Herkesin korktuğu kötü son, ölüm zamanında imanın alınması, yani imansız gitmektir. Bunun birçok sebepleri vardır. Bunlardan iki tanesi:
1- Bozuk bir bid’ate inanmak ve ömrünü bu inanç üzere geçirmek. Böyleleri yanlış yolda olabileceklerini düşünmezler. Ölüm yaklaştığında gözleri açılıp gerçeği anlayınca, diğer inançlarına bile şüpheye düşebilir. Zira inancına güveni kalmaz. Saf inanca sahip olanlarla,Kur’ân ve hadisin bildirdiği gibi zahirde Müslüman olanlar son nefeste imansız gitmekten güven içindedirler. Bunun için, Peygamberimiz (s.a.v.) buyuruyor ki: “İhtiyar kadınların dinini alın. Cennetliklerin çoğu saf olanlardır.”

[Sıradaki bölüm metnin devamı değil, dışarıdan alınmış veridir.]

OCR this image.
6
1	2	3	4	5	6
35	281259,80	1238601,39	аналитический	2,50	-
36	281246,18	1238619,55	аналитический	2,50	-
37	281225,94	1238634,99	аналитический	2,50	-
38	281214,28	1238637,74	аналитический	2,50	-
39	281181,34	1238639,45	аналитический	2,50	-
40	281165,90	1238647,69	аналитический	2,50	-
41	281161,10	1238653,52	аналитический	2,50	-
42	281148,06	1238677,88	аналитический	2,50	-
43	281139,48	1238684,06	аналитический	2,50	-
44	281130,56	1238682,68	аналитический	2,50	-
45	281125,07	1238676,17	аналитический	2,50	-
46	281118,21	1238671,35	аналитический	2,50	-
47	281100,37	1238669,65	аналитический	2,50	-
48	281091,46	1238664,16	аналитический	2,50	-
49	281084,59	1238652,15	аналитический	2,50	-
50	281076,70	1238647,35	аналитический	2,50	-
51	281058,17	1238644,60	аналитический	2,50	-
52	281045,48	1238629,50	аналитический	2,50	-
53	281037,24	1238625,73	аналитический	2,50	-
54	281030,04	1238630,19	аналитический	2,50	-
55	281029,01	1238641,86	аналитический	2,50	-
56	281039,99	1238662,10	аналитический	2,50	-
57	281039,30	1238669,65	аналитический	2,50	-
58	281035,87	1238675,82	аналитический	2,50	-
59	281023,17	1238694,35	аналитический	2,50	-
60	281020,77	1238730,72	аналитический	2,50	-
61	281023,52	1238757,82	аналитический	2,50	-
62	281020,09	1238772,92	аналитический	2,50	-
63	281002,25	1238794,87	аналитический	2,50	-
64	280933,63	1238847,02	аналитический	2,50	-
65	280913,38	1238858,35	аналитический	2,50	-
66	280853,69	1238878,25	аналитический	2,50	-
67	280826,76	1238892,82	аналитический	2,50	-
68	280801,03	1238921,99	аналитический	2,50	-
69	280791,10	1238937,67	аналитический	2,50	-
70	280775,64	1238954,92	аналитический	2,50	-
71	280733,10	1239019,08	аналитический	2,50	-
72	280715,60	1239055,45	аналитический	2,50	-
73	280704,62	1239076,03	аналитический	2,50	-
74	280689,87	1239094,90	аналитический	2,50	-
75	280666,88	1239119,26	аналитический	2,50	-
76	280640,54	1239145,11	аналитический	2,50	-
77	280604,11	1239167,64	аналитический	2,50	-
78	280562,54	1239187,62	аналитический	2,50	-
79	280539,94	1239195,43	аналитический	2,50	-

Bunun için geçmiş büyükler kelam ilmini ve eşyanın hakikatini araştırmayı yasaklamışlardır. Zira bunları başaramayanların, çabuk bid’at çamuruna saplanacaklarını bilmişlerdir.
2- İmanın alınmasının ikinci sebebi, aslında imanının zayıf olması, dünya sevgisine fazla kapıldığı için, Allah sevgisinin mağlup olmasıdır. Ölüm zamanında ondan arzuların lezzeti alınarak zorda dünyadan çıkarılıp istemediği yere götürülmesini hoş görmez ve o zayıf olan Allah sevgisi tamamıyla yok olur. Onun için şehitlik derecesi yüksektir. Zira o anda dünyayı unutmuş, kalbini sadece Allah sevgisi kaplamış, ölmeye hazırdır. Böyle bir ölüm büyük bir kazançtır.
Kötü sondan uzak olmak isteyen şunlara dikkat etmelidir:
a) Bid’at’ten uzak olmalıdır.
b)Kur’ân ve hadise kesin olarak inanmalı, anlamadığı şeyler olsa bile inançsızlık göstermemelidir.
c) Dünya sevgisini azaltıp, Allah sevgisini çoğaltmaya çalışmalıdır. Bu şeriata uymakla olur.
d) Dünyayı sevenlerle değil, Allah’ı sevenlerle kalkıp oturmalıdır.